EAST RUTHERFORD, N.J. -- There's a different look to the Stanley Cup finals, one Colorado coach Bob Hartley sees whenever he glances into goaltender Patrick Roy's expressive eyes.
"These eyes have been spitting fire," Hartley said Friday.
There's a much different look, however, to the defending champion New Jersey Devils, who now face what even they acknowledge is a must-win Game 4 against the Avalanche on Saturday night. They wore expressions of self-doubt, confusion and apprehension following a 3-1 loss in Game 3 Thursday that mostly left them looking for answers.
"When things go wrong, a lot of guys are panicking," goaltender Martin Brodeur said.
That doesn't sound like a team convinced it can win three of four against the NHL's regular season champions and retain the cup that may be slipping away with every period, every shift, every failed power play, every shot they can't get past Roy.

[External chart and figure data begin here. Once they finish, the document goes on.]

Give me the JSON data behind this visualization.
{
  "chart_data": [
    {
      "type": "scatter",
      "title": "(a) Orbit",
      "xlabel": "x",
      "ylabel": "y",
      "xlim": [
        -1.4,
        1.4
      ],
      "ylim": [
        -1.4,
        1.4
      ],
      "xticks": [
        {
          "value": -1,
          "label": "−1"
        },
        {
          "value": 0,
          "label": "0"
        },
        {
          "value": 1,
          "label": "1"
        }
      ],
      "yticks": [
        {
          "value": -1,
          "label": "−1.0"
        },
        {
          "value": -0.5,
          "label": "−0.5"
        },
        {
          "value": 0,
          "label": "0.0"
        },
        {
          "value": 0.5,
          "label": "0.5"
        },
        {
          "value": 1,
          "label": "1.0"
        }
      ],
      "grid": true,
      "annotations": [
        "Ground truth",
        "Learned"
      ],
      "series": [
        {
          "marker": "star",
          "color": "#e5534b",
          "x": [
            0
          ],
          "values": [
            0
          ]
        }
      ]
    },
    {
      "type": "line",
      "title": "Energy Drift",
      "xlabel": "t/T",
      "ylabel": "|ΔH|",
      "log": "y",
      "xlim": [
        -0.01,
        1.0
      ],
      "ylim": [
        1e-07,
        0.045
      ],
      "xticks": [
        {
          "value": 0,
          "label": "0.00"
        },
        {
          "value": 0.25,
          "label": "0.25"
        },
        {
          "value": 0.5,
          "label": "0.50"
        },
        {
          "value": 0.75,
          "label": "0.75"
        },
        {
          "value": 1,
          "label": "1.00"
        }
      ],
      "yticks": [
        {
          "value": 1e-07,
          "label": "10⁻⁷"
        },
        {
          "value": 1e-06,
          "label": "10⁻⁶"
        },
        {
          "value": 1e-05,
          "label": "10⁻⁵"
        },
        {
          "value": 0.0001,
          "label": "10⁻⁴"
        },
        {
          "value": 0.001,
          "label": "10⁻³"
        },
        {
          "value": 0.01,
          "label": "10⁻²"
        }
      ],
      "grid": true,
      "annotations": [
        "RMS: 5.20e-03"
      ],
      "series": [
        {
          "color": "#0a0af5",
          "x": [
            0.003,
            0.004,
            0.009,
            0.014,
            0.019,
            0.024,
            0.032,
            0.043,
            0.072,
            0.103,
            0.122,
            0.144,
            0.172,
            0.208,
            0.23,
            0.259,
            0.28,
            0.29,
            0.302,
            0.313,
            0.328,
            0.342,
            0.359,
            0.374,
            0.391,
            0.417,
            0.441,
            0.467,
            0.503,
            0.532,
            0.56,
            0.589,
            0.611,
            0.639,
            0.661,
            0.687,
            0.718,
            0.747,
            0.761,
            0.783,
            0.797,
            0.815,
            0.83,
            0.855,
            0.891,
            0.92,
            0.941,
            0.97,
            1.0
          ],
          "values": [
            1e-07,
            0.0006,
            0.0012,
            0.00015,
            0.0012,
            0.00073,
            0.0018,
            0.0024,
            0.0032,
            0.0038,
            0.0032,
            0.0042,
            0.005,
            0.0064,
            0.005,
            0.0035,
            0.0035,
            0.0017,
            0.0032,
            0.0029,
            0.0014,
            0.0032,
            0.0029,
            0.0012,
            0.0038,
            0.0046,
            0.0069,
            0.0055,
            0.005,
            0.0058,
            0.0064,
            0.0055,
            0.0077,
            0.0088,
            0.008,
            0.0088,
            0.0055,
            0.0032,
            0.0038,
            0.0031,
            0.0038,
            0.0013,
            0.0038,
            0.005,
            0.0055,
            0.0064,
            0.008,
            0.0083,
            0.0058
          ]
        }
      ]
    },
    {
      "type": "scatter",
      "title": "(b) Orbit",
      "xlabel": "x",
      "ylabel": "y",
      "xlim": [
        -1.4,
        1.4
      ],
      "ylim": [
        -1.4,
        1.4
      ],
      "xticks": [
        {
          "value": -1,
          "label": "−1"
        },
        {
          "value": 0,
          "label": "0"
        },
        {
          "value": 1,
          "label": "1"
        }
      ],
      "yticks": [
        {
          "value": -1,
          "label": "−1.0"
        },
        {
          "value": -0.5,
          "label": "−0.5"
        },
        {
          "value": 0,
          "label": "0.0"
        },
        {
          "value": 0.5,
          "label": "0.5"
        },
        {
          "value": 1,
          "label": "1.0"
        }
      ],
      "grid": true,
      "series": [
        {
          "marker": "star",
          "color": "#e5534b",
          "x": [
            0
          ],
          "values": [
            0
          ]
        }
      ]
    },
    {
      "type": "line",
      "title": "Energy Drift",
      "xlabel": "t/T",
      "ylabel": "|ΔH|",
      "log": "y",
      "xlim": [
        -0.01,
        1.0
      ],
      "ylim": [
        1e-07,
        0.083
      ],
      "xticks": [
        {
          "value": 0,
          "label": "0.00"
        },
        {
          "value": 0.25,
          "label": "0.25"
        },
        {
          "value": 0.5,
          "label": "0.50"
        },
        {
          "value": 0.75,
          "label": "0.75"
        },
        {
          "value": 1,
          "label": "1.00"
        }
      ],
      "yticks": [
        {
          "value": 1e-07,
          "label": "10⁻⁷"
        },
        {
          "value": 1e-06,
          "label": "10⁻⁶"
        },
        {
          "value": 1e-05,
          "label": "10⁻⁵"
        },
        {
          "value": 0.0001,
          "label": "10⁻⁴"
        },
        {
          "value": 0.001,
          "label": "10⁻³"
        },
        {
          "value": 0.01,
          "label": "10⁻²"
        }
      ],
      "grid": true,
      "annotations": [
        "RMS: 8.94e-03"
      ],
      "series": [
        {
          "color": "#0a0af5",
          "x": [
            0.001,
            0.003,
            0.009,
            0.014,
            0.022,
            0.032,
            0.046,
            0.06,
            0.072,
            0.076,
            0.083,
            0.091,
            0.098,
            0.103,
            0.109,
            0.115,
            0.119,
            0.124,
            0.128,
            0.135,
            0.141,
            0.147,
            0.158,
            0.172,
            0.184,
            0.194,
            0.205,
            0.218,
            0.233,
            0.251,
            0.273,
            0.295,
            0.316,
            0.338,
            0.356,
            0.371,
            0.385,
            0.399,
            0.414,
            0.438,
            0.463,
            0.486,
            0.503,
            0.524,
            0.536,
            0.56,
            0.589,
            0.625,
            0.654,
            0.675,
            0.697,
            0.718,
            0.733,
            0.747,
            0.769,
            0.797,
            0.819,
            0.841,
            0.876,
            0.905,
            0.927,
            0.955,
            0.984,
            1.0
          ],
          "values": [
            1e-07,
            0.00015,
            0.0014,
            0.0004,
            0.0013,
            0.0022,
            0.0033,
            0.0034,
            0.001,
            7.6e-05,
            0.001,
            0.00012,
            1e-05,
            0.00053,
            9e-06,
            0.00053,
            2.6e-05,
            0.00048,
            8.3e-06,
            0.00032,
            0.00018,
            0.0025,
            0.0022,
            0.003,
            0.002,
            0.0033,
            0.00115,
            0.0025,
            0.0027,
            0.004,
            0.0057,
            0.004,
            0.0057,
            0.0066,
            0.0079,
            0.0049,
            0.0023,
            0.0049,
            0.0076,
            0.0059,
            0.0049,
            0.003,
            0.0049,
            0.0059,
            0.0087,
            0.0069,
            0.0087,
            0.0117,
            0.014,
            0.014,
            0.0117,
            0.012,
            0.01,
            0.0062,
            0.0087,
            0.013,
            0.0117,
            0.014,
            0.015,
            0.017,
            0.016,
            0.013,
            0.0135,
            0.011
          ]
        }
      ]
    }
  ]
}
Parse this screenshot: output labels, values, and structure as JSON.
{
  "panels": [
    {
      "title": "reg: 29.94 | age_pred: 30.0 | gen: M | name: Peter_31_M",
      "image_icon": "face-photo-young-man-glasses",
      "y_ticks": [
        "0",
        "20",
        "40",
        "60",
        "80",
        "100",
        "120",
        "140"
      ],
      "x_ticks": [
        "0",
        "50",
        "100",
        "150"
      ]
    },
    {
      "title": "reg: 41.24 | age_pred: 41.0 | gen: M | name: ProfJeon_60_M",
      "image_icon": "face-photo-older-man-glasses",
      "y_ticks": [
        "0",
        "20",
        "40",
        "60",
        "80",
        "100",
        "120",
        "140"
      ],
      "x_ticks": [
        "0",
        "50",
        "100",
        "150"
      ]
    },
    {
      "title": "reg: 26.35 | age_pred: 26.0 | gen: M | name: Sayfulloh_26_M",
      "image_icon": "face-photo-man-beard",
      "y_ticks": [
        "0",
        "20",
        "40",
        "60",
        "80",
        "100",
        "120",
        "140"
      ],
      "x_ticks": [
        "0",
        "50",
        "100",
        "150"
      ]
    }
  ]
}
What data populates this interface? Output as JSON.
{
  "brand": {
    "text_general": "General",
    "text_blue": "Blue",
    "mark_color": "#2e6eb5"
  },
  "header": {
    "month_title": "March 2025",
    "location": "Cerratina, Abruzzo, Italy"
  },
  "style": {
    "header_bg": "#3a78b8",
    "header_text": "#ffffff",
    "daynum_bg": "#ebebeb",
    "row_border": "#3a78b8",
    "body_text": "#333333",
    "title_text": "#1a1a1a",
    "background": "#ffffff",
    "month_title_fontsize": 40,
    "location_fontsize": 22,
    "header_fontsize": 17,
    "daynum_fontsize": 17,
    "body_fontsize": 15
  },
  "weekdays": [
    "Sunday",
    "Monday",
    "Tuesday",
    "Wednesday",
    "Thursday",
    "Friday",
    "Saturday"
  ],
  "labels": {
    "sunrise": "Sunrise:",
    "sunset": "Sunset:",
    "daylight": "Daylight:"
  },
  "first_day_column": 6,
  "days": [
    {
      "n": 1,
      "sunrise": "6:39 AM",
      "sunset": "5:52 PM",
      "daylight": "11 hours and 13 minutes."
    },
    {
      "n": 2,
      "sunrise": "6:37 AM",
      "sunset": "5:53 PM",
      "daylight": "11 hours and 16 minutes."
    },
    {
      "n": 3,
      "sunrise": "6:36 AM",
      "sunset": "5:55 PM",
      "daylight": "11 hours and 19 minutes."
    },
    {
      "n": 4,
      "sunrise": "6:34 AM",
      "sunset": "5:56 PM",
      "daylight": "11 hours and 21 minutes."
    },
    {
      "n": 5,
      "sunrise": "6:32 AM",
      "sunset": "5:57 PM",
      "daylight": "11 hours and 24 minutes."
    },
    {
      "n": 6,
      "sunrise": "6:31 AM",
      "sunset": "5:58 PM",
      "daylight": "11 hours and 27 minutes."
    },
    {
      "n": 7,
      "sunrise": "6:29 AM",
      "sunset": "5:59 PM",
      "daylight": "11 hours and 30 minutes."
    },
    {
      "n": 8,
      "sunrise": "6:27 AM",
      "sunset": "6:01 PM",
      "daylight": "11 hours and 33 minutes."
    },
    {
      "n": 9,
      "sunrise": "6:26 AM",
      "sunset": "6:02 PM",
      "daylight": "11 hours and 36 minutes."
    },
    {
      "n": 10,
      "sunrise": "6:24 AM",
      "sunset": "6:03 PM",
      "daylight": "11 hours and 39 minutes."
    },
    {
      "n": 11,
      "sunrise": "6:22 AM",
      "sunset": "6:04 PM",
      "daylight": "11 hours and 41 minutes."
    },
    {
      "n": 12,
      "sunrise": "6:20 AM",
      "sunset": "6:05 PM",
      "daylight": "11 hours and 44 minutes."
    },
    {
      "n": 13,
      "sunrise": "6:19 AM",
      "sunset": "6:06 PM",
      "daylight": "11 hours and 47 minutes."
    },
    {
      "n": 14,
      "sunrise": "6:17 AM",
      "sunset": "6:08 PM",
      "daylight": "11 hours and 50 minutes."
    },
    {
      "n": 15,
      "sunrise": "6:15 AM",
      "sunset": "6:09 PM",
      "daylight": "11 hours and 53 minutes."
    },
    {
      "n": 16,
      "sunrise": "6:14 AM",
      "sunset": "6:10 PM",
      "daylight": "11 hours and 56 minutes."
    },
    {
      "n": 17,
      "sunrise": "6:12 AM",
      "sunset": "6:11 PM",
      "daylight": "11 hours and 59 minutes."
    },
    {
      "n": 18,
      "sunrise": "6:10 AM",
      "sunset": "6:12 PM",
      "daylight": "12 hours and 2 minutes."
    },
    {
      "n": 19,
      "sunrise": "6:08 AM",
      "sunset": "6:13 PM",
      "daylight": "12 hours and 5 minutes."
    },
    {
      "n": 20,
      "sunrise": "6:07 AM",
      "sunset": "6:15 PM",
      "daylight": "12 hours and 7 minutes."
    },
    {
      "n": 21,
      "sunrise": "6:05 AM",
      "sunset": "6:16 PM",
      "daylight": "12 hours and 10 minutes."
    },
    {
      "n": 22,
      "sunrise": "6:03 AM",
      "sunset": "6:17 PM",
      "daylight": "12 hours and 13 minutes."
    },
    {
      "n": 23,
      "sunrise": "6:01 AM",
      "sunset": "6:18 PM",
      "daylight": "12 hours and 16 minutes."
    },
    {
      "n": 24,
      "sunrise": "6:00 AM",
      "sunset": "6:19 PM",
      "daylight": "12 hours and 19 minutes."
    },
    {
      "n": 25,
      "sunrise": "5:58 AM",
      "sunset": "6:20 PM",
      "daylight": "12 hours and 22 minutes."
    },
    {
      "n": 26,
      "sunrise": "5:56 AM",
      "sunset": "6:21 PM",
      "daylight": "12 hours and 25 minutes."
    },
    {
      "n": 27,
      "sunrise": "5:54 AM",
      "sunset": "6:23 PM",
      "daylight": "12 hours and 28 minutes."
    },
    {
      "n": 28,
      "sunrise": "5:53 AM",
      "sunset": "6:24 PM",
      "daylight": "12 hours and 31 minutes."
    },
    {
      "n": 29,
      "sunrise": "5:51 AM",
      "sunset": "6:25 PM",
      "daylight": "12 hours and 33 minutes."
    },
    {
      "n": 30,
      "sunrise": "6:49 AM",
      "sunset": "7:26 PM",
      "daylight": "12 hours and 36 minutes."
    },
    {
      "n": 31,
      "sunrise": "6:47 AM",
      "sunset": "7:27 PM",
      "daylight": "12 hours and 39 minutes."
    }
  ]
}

For the first time in the playoffs, the Devils seem to understand they may be playing a team that, largely because of Roy's determination and 40-year-old Ray Bourque's desperation, might be more driven than they are.
"I think his eyes will tell you a lot of secrets," Hartley said of Roy. "He is on a mission. He is cocky. He is confident. He is standing very tall in front of the net ... he is the guy that is providing all the necessary fuel to everyone."
The passion that drives Roy, maybe even the rage, was visible when he unwisely wandered out far from the net to play the puck late in the second period Thursday and nearly gave up a short-handed goal to Patrik Elias, whose shot hit the post.
Seething over a misplay that could have potentially cost him a fourth Stanley Cup, Roy upended the net with both hands as the period expired. His teammates didn't even try to talk to him between periods.
"When he's got that glow, you just leave him alone," Joe Sakic said.
Perhaps Roy's intensity motivated the Avalanche, perhaps it didn't, but Bourque scored what proved the game-winning goal only 31 seconds into the third period. Of course, it wasn't like Bourque needed any more impetus to win the cup, having played a record 1,882 games without touching the most famous trophy in team sports.
Bourque, who became the first 40-year-old to score a goal in the finals, said his family, his friends, his fans are so motivated to see him finally win the cup, he must be careful not to play with too much emotion.
Even his former city seems determined to help him lift the Stanley Cup for the first time in his 22-season career. The Game 3 TV ratings in Boston were more than twice as high as the national average, a reflection of the immense interest in Bourque's quest for the cup in the city where he played more than 20 years.
"Every game and every series, they're right there emotionally with you, sometimes a lot more emotionally than you are, and I've got to calm them down," said Bourque, who has a 17-year-old daughter and sons who are 15 and 10. "They know what it's all about ... I'm chasing the ultimate prize, and their dad is close."
Much too close for the Devils, who were the NHL's highest-scoring team during the regular season but have gotten the puck past Roy only three times in three games and are 1-for-15 on the power play.
Keep this up, and the Devils realize the Avalanche may take the cup from them as early as Game 5 Monday night in Denver, just as the Devils took it from the Dallas Stars a year ago.
"It is hard when you can't anything going," Brodeur said. "I think it is a lot like the teams that played against us felt. We're feeling it a little bit the same way."
A round ago, it was the Pittsburgh Penguins who were similarly exasperated by the Devils' neutral zone trap, unable to find the open space needed to make plays and create goals. The Avalanche don't play the trap, even if some Devils insist they do with the lead, but they still have allowed a goal or fewer in eight of their last 12 playoff games.
"But we're just halfway there and it's still a long way to go," Roy said. "We know it (Game 4) is going to be a big game, and they're probably going to play their best game of the series. We have to respond and play with the same intensity we did in Game 3."
The same look, too?
"We're desperate," Sakic said. "We don't want to go back to Denver 2-2. If you can get it to 3-1 going home, that would be a huge lift for us."